Brice Laccruche Alihanga prône une gestion efficace des finances publiques

Brice Laccruche Alihanga, directeur de cabinet du président Ali Bongo © D.R

Dans l’optique de donner un nouveau souffle au Plan de relance économique (PRE),  le directeur de cabinet du Chef de l’Etat, Brice Laccruche Alihanga préside depuis jeudi dernier un séminaire gouvernemental au Cap Estérias dénommé  «Task Force sur les finances publiques». Cette rencontre a pour but de réactualiser le plan de relance et le cadrage macroéconomique et budgétaire de l’Etat.  

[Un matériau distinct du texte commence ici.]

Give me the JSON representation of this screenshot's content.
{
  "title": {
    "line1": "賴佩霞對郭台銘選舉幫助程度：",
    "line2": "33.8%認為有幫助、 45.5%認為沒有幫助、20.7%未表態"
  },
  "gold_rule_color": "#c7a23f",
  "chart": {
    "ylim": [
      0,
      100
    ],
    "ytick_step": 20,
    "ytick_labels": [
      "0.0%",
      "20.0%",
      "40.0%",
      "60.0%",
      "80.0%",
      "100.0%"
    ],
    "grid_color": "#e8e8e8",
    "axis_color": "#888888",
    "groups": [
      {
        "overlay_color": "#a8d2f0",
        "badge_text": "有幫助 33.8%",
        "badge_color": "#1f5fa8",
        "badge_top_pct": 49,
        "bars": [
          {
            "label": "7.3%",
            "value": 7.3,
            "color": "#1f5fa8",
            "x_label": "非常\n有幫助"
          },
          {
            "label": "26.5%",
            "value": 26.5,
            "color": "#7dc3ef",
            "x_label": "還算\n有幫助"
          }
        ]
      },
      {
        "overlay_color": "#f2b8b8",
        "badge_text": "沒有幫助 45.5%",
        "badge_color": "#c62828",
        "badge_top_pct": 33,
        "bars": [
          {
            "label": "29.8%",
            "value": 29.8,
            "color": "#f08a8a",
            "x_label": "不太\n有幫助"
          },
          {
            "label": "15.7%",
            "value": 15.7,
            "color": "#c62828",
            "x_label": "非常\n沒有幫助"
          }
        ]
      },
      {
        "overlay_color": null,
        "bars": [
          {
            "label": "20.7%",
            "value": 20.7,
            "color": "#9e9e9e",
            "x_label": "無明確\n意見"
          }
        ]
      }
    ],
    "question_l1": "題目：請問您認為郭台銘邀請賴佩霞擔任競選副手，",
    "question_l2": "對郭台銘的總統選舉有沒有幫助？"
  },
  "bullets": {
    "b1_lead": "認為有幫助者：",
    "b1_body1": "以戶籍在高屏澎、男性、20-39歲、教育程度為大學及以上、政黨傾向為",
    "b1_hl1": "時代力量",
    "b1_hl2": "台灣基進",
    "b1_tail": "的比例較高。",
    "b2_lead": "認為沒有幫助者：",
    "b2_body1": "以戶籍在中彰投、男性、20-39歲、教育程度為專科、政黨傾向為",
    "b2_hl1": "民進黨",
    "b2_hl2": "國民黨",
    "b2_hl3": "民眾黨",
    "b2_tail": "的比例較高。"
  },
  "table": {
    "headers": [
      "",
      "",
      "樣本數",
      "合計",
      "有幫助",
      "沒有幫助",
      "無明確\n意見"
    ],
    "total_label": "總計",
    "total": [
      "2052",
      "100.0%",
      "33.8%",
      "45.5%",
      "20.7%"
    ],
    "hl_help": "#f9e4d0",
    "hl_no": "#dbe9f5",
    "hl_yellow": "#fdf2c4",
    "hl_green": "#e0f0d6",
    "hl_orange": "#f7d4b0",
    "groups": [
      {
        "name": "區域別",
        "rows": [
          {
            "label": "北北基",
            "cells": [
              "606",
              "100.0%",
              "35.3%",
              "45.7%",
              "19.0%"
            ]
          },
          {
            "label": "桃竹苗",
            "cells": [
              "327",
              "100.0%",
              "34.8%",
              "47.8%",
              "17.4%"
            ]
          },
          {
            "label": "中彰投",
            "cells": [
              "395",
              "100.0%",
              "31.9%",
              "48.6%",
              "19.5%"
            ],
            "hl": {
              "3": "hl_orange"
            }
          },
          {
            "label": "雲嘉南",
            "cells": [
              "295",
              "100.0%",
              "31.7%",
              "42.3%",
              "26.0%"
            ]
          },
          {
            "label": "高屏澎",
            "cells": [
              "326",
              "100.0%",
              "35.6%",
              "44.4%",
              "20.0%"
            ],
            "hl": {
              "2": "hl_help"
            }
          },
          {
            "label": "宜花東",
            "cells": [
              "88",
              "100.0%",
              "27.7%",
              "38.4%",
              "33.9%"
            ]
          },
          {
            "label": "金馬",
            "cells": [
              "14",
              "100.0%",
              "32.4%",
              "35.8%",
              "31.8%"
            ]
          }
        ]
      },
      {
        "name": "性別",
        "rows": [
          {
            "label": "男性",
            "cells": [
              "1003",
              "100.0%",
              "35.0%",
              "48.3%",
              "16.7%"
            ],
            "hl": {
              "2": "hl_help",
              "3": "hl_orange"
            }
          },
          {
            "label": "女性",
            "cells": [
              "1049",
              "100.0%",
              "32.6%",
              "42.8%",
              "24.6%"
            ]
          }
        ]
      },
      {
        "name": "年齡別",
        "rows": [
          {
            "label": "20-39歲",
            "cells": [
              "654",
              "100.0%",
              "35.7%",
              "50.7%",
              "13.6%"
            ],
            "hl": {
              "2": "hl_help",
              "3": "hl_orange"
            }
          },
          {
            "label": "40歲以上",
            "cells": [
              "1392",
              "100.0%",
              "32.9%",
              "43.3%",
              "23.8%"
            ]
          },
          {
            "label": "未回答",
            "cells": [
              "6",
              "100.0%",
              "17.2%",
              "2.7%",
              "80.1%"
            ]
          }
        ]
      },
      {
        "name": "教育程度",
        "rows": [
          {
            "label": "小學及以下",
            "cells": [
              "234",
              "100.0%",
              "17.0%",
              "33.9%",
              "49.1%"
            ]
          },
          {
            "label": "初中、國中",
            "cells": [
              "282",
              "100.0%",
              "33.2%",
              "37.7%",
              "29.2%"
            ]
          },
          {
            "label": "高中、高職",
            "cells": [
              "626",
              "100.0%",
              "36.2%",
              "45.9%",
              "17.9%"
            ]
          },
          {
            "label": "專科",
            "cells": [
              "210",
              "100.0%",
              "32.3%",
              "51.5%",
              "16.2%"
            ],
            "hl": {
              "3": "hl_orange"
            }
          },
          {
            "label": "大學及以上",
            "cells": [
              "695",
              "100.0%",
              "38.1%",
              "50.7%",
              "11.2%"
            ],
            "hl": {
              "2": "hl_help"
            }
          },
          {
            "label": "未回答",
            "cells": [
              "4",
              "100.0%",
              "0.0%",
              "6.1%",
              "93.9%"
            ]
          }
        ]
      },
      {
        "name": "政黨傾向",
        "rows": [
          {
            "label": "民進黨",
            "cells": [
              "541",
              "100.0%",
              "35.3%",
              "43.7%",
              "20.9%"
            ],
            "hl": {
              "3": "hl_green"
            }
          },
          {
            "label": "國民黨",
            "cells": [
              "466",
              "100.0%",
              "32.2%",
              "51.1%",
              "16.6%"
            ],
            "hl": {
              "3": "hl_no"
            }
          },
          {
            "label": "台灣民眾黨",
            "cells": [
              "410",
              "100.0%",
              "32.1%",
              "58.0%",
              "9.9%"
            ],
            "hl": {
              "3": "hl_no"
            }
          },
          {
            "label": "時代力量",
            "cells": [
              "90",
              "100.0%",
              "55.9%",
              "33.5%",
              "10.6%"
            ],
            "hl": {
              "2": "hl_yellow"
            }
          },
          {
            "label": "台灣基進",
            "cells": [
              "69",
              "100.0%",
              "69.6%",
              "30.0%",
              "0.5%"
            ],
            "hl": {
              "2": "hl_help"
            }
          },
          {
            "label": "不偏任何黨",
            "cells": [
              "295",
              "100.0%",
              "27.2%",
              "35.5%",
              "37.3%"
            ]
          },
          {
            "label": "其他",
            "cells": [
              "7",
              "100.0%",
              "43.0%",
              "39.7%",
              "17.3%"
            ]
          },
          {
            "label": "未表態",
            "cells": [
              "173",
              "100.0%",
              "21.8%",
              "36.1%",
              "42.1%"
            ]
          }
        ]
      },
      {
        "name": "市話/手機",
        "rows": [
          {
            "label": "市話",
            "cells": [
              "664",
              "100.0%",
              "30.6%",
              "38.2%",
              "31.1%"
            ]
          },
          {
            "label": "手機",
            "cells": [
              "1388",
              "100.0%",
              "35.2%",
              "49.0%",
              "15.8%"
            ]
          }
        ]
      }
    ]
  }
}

En effet, ce séminaire réunit non seulement les membres du gouvernement mais aussi l’ensemble des directeurs généraux d’administrations impliquées dans la gestion économique du pays. Il intervient au moment où le rythme des réformes liées au PRE semble insuffisant et peu visible. Lors du Conseil des ministres qu’il a présidé le 17 mai dernier, Ali Bongo a proposé une nouvelle feuille axée sur 7 points importants.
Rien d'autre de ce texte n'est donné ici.